Light-emitting diodes – or LEDs – have already found their way into traffic lights, TV screens and incredibly efficient light bulbs. And it may not be long before they are also deployed in medical technologies such as proximity-sensing gloves, surgical threads and intravenous flow rate monitors, thanks to the efforts of an international team headed by John Rogers from the University of Illinois, Urbana Champaign.

To target these applications, Rogers and colleagues have exploited a new printing technique for forming arrays of incredibly small red LEDs on flexible substrates.

Like conventional LED manufacture, device fabrication begins by depositing a stack of compound semiconductor layers onto a substrate. The lower and upper layers have an excess and a deficiency of electrons, respectively, and sandwiched between them is a layer just a few nanometres thick, known as a quantum well. When a voltage is applied across the entire structure, electrons and their positive counterparts, known as holes, are driven into the well where they combine to emit light.

LEDs are normally made by sawing wafers into thousands and thousands of square-shaped chips. To prevent them from becoming too fragile, their edges are at least 300 µm – far too long for forming flexible arrays on plastic sheets.

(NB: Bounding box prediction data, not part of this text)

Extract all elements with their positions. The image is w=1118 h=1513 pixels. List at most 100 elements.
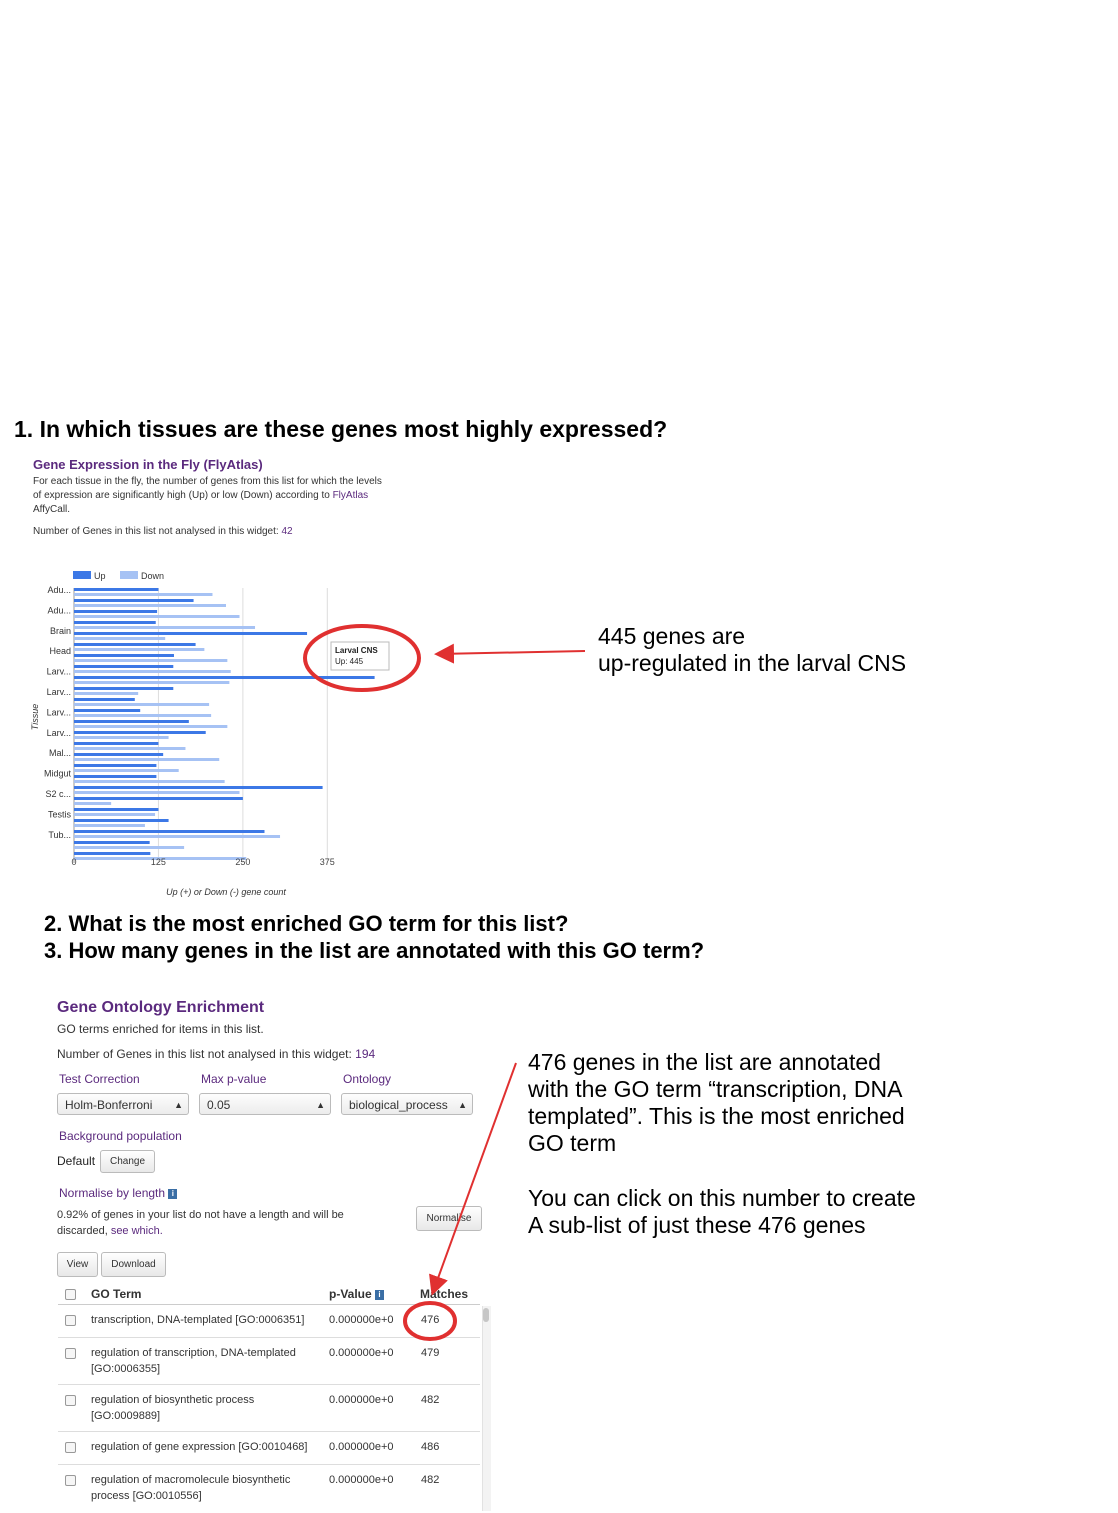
bar-down[interactable]	[74, 813, 156, 816]
table-scrollbar[interactable]	[482, 1306, 491, 1511]
bar-up[interactable]	[74, 720, 189, 723]
bar-down[interactable]	[74, 593, 213, 596]
col-p-value-label: p-Value	[329, 1287, 372, 1301]
bar-up[interactable]	[74, 643, 196, 646]
bar-down[interactable]	[74, 714, 212, 717]
row-checkbox[interactable]	[65, 1475, 76, 1486]
bar-up[interactable]	[74, 665, 174, 668]
bar-up[interactable]	[74, 599, 194, 602]
change-button[interactable]: Change	[100, 1150, 155, 1173]
bar-down[interactable]	[74, 824, 145, 827]
bar-up[interactable]	[74, 687, 174, 690]
download-button[interactable]: Download	[101, 1252, 166, 1277]
bar-up[interactable]	[74, 698, 135, 701]
bar-down[interactable]	[74, 670, 231, 673]
bar-down[interactable]	[74, 725, 228, 728]
bar-down[interactable]	[74, 659, 228, 662]
bar-down[interactable]	[74, 692, 139, 695]
bar-down[interactable]	[74, 604, 226, 607]
matches-link[interactable]: 482	[421, 1394, 440, 1406]
p-value-cell: 0.000000e+0	[329, 1394, 394, 1406]
bar-up[interactable]	[74, 830, 265, 833]
bar-down[interactable]	[74, 835, 281, 838]
goe-not-analysed-label: Number of Genes in this list not analyse…	[57, 1047, 356, 1061]
bar-up[interactable]	[74, 731, 206, 734]
info-icon[interactable]: i	[168, 1188, 178, 1199]
bar-up[interactable]	[74, 797, 243, 800]
flyatlas-not-analysed-value[interactable]: 42	[281, 526, 293, 537]
flyatlas-link[interactable]: FlyAtlas	[332, 490, 369, 501]
bar-down[interactable]	[74, 681, 230, 684]
annotation-2-line1: 476 genes in the list are annotated	[528, 1049, 881, 1075]
x-tick-label: 250	[235, 857, 250, 867]
matches-link[interactable]: 476	[421, 1314, 440, 1326]
ontology-select[interactable]: biological_process ▲	[341, 1093, 473, 1115]
matches-link[interactable]: 479	[421, 1347, 440, 1359]
bar-up[interactable]	[74, 621, 156, 624]
go-term-cell[interactable]: regulation of transcription, DNA-templat…	[91, 1345, 321, 1377]
go-term-cell[interactable]: regulation of biosynthetic process [GO:00…	[91, 1392, 321, 1424]
bar-up[interactable]	[74, 808, 159, 811]
bar-down[interactable]	[74, 857, 247, 860]
table-scrollbar-thumb[interactable]	[483, 1308, 489, 1322]
bar-down[interactable]	[74, 791, 240, 794]
bar-up[interactable]	[74, 786, 323, 789]
bar-up[interactable]	[74, 753, 164, 756]
bar-up[interactable]	[74, 588, 159, 591]
select-all-checkbox[interactable]	[65, 1289, 76, 1300]
bar-down[interactable]	[74, 626, 256, 629]
bar-down[interactable]	[74, 736, 169, 739]
row-checkbox[interactable]	[65, 1395, 76, 1406]
bar-down[interactable]	[74, 769, 179, 772]
goe-subtitle: GO terms enriched for items in this list…	[57, 1022, 264, 1036]
bar-down[interactable]	[74, 703, 210, 706]
matches-link[interactable]: 482	[421, 1474, 440, 1486]
bar-up[interactable]	[74, 610, 158, 613]
bar-up[interactable]	[74, 852, 151, 855]
bar-down[interactable]	[74, 648, 205, 651]
row-checkbox[interactable]	[65, 1348, 76, 1359]
flyatlas-title: Gene Expression in the Fly (FlyAtlas)	[33, 457, 263, 472]
bar-up[interactable]	[74, 819, 169, 822]
bar-up[interactable]	[74, 742, 159, 745]
bar-down[interactable]	[74, 780, 225, 783]
row-checkbox[interactable]	[65, 1315, 76, 1326]
normalise-see-which-link[interactable]: see which.	[110, 1225, 163, 1237]
bar-down[interactable]	[74, 615, 240, 618]
go-term-cell[interactable]: regulation of macromolecule biosynthetic…	[91, 1472, 321, 1504]
bar-up[interactable]	[74, 709, 141, 712]
bar-up[interactable]	[74, 764, 157, 767]
p-value-cell: 0.000000e+0	[329, 1441, 394, 1453]
matches-link[interactable]: 486	[421, 1441, 440, 1453]
bar-up[interactable]	[74, 775, 157, 778]
col-p-value[interactable]: p-Value i	[329, 1287, 385, 1301]
flyatlas-not-analysed-label: Number of Genes in this list not analyse…	[33, 526, 282, 537]
bar-down[interactable]	[74, 637, 166, 640]
legend-swatch-down	[120, 571, 138, 579]
select-arrows-icon: ▲	[458, 1100, 467, 1110]
go-term-cell[interactable]: transcription, DNA-templated [GO:0006351…	[91, 1312, 321, 1328]
bar-down[interactable]	[74, 802, 112, 805]
col-go-term[interactable]: GO Term	[91, 1287, 142, 1301]
info-icon[interactable]: i	[375, 1289, 385, 1300]
x-tick-label: 0	[71, 857, 76, 867]
bar-down[interactable]	[74, 747, 186, 750]
bar-up[interactable]	[74, 632, 308, 635]
go-term-cell[interactable]: regulation of gene expression [GO:001046…	[91, 1439, 321, 1455]
goe-not-analysed-value[interactable]: 194	[355, 1047, 376, 1061]
bar-up[interactable]	[74, 654, 174, 657]
row-checkbox[interactable]	[65, 1442, 76, 1453]
normalise-button[interactable]: Normalise	[416, 1206, 482, 1231]
col-matches[interactable]: Matches	[420, 1287, 469, 1301]
legend-label-down: Down	[141, 571, 164, 581]
max-p-select[interactable]: 0.05 ▲	[199, 1093, 331, 1115]
test-correction-select[interactable]: Holm-Bonferroni ▲	[57, 1093, 189, 1115]
bar-up[interactable]	[74, 841, 150, 844]
bar-down[interactable]	[74, 758, 220, 761]
y-tick-label: Larv...	[47, 707, 71, 717]
legend-swatch-up	[73, 571, 91, 579]
bar-down[interactable]	[74, 846, 185, 849]
bar-up[interactable]	[74, 676, 375, 679]
view-button[interactable]: View	[57, 1252, 98, 1277]
tooltip-text: Up: 445	[335, 657, 364, 666]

Small enough for flexibility

To produce LEDs with sides of just 50 µm, Rogers and his co-workers define the chip area with photolithography and etching. A printing technique then transfers arrays of these LEDs to alternative substrates, where they are given electrical contacts and wired in series.

"Printing is a key part of the process," says Rogers. "We have developed that technique to a very high level of sophistication, and we now have yields of over 99% and [placement] accuracies of about one micron."

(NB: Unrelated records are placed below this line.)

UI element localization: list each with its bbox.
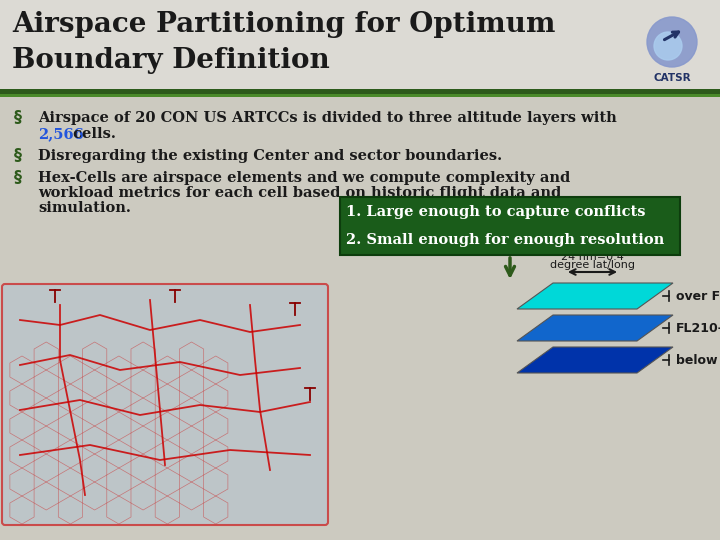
Text: below FL210: below FL210 bbox=[676, 354, 720, 367]
Bar bbox=[0, 94, 720, 97]
Text: simulation.: simulation. bbox=[38, 201, 131, 215]
Text: 2. Small enough for enough resolution: 2. Small enough for enough resolution bbox=[346, 233, 665, 247]
Text: 2,566: 2,566 bbox=[38, 127, 84, 141]
Bar bbox=[0, 0, 720, 90]
Text: Boundary Definition: Boundary Definition bbox=[12, 46, 330, 73]
Bar bbox=[0, 97, 720, 540]
Circle shape bbox=[654, 32, 682, 60]
Bar bbox=[0, 89, 720, 94]
Text: 24 nm=0.4: 24 nm=0.4 bbox=[561, 252, 624, 262]
Text: over FL310: over FL310 bbox=[676, 289, 720, 302]
Text: degree lat/long: degree lat/long bbox=[550, 260, 635, 270]
Text: §: § bbox=[14, 148, 22, 164]
Text: CATSR: CATSR bbox=[653, 73, 690, 83]
Text: Airspace Partitioning for Optimum: Airspace Partitioning for Optimum bbox=[12, 10, 555, 37]
Polygon shape bbox=[517, 283, 673, 309]
Text: FL210-FL310: FL210-FL310 bbox=[676, 321, 720, 334]
Text: Disregarding the existing Center and sector boundaries.: Disregarding the existing Center and sec… bbox=[38, 149, 502, 163]
Text: §: § bbox=[14, 111, 22, 125]
Text: Airspace of 20 CON US ARTCCs is divided to three altitude layers with: Airspace of 20 CON US ARTCCs is divided … bbox=[38, 111, 617, 125]
Text: Hex-Cells are airspace elements and we compute complexity and: Hex-Cells are airspace elements and we c… bbox=[38, 171, 570, 185]
FancyBboxPatch shape bbox=[2, 284, 328, 525]
Polygon shape bbox=[517, 315, 673, 341]
FancyBboxPatch shape bbox=[340, 197, 680, 255]
Text: 1. Large enough to capture conflicts: 1. Large enough to capture conflicts bbox=[346, 205, 646, 219]
Text: §: § bbox=[14, 171, 22, 186]
Text: cells.: cells. bbox=[68, 127, 116, 141]
Text: workload metrics for each cell based on historic flight data and: workload metrics for each cell based on … bbox=[38, 186, 562, 200]
Circle shape bbox=[647, 17, 697, 67]
Polygon shape bbox=[517, 347, 673, 373]
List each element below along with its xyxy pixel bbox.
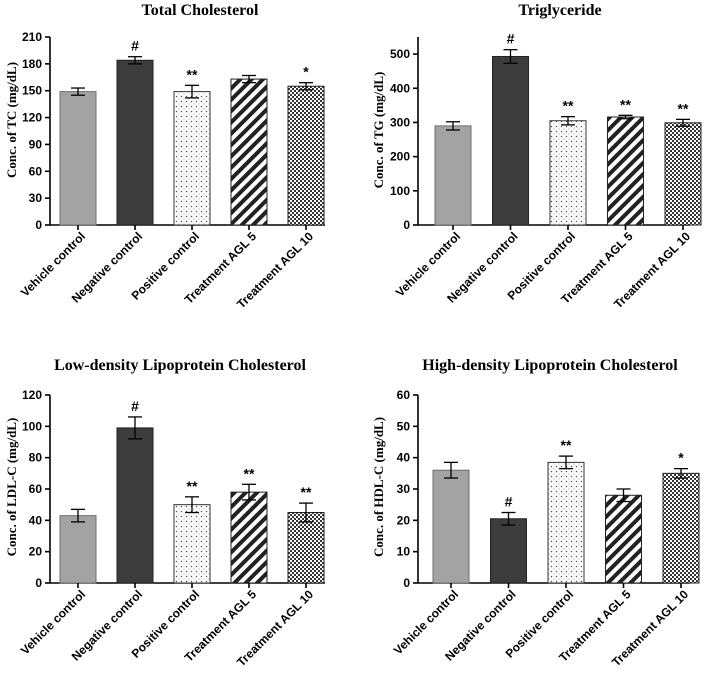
y-tick-label: 100 [390, 184, 410, 198]
y-axis-label: Conc. of TG (mg/dL) [371, 72, 386, 189]
y-tick-label: 60 [397, 388, 411, 402]
y-tick-label: 120 [22, 388, 42, 402]
bar [434, 125, 472, 226]
chart-title: Low-density Lipoprotein Cholesterol [54, 357, 306, 374]
significance-label: ** [620, 96, 631, 112]
bar [59, 515, 97, 584]
bar [607, 116, 644, 226]
bar [492, 55, 529, 226]
y-tick-label: 200 [390, 150, 410, 164]
y-tick-label: 150 [22, 84, 42, 98]
significance-label: ** [678, 100, 689, 116]
significance-label: ** [187, 478, 198, 494]
significance-label: ** [301, 484, 312, 500]
y-tick-label: 60 [29, 164, 43, 178]
y-tick-label: 100 [22, 419, 42, 433]
y-tick-label: 500 [390, 47, 410, 61]
significance-label: * [678, 450, 684, 466]
chart-title: High-density Lipoprotein Cholesterol [422, 357, 678, 374]
bar [116, 427, 154, 584]
bar [664, 122, 702, 226]
y-axis-label: Conc. of LDL-C (mg/dL) [4, 418, 19, 557]
y-tick-label: 400 [390, 81, 410, 95]
y-tick-label: 90 [29, 137, 43, 151]
bar [287, 85, 325, 226]
significance-label: # [131, 398, 139, 414]
significance-label: # [507, 31, 515, 47]
y-tick-label: 30 [29, 191, 43, 205]
significance-label: * [303, 64, 309, 80]
panel-hdl-cholesterol: High-density Lipoprotein Cholesterol Con… [371, 357, 700, 669]
y-tick-label: 0 [35, 576, 42, 590]
chart-title: Triglyceride [518, 2, 601, 19]
panel-ldl-cholesterol: Low-density Lipoprotein Cholesterol Conc… [4, 357, 325, 669]
significance-label: ** [563, 98, 574, 114]
bar [173, 91, 211, 226]
bar [116, 59, 154, 226]
panel-triglyceride: Triglyceride Conc. of TG (mg/dL) 0 100 200… [371, 2, 702, 311]
chart-title: Total Cholesterol [142, 2, 259, 19]
bar [547, 461, 585, 584]
y-tick-label: 180 [22, 57, 42, 71]
y-tick-label: 40 [29, 513, 43, 527]
bar [287, 512, 325, 584]
significance-label: # [131, 38, 139, 54]
y-tick-label: 80 [29, 451, 43, 465]
y-tick-label: 0 [403, 576, 410, 590]
y-tick-label: 300 [390, 115, 410, 129]
y-tick-label: 30 [397, 482, 411, 496]
significance-label: ** [187, 66, 198, 82]
significance-label: ** [561, 437, 572, 453]
bar [230, 491, 268, 584]
bar [230, 78, 268, 226]
y-axis-label: Conc. of TC (mg/dL) [4, 62, 19, 178]
panel-total-cholesterol: Total Cholesterol Conc. of TC (mg/dL) 0 3… [4, 2, 325, 311]
y-tick-label: 60 [29, 482, 43, 496]
bar [662, 472, 700, 584]
bar [490, 518, 527, 584]
y-tick-label: 10 [397, 545, 411, 559]
bar [549, 120, 587, 226]
significance-label: # [505, 494, 513, 510]
bar [432, 469, 470, 584]
significance-label: ** [244, 465, 255, 481]
y-tick-label: 50 [397, 419, 411, 433]
bar [59, 91, 97, 226]
bar [173, 504, 211, 584]
y-tick-label: 20 [397, 513, 411, 527]
y-tick-label: 210 [22, 30, 42, 44]
y-tick-label: 0 [403, 218, 410, 232]
y-tick-label: 120 [22, 111, 42, 125]
y-tick-label: 20 [29, 545, 43, 559]
bar [605, 494, 642, 584]
y-axis-label: Conc. of HDL-C (mg/dL) [371, 417, 386, 557]
y-tick-label: 0 [35, 218, 42, 232]
y-tick-label: 40 [397, 451, 411, 465]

While light-emitting organic materials could have substantially simplified the process of making LEDs on a flexible substrate, organics have other shortcomings "Their brightness can't compete with inorganic LEDs, and encapsulating them to prevent exposure to minute levels of moisture and oxygen is extremely difficult," explains Rogers.

Stretching, flexing, twisting and bending

To test the robustness of its LED arrays, the team deformed them and monitored changes in performance. "We can accommodate nearly any type of deformation mode – even to extreme values of stretching, flexing, twisting and bending – up to 100,000 cycles or more." Another strength of the printing process is that it can form LED arrays on a vast range of substrates, including plastic, rubber, aluminium foil, paper and even tree leaves.

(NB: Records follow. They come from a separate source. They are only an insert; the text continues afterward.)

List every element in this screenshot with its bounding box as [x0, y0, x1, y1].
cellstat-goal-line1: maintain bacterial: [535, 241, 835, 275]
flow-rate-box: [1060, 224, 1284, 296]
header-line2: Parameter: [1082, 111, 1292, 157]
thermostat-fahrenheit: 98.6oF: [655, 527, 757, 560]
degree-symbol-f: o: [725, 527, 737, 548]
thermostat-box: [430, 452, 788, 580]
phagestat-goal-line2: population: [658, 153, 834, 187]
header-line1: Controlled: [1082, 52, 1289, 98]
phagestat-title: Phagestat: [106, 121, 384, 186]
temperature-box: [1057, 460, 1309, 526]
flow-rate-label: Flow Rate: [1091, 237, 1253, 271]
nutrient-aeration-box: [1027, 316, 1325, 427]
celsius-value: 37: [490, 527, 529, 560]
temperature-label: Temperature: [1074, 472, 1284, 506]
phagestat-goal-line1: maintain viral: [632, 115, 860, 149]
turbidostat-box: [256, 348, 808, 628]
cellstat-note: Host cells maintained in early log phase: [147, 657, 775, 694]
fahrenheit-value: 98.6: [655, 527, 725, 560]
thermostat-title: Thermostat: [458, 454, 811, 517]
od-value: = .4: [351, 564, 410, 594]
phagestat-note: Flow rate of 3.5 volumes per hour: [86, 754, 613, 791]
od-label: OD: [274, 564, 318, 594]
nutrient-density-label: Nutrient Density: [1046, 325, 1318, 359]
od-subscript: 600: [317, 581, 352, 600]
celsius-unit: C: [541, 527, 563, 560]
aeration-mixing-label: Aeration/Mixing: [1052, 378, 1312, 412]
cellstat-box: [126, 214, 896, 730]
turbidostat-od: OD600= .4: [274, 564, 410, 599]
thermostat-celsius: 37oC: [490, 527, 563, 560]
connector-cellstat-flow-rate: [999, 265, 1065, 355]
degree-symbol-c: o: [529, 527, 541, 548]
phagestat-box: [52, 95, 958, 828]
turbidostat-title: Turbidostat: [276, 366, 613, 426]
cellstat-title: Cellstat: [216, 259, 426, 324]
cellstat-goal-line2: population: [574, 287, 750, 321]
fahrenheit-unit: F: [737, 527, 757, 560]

To demonstrate potential uses for tiny LED arrays, the researchers attached them to a tube to provide a light source for a medical device that measures the concentration of glucose delivered intravenously.

Another application for these arrays is surgical stitching. It is not possible to print the devices onto a thread, but they can be attached by rolling this material over a glass carrier that is populated with red LEDs. Stitches incorporating these tiny light emitters have been inserted into an anaesthetized mouse. According to the team, adding LEDs to surgical thread delivers multiple benefits: accelerated healing; illumination of deep tissue; and the opportunity to monitor blood oxygenation.

Light at your fingertips

LED arrays can also be deployed in the fingertips of gloves to create proximity sensors for aiding robotic systems or surgical procedures. To do this, the researchers have integrated tiny LEDs with similar-sized photodetectors. This allows the distance to the nearby object to be determined through measurements of the intensity of backscattered light.

Rogers says that a start-up company, MC10, is targeting commercialization of some of the team's technology

"From the science and materials side, we are working to implement related ideas with blue and ultraviolet LEDs, to expand the functionality."

The researchers report this work in the latest edition of Nature Materials.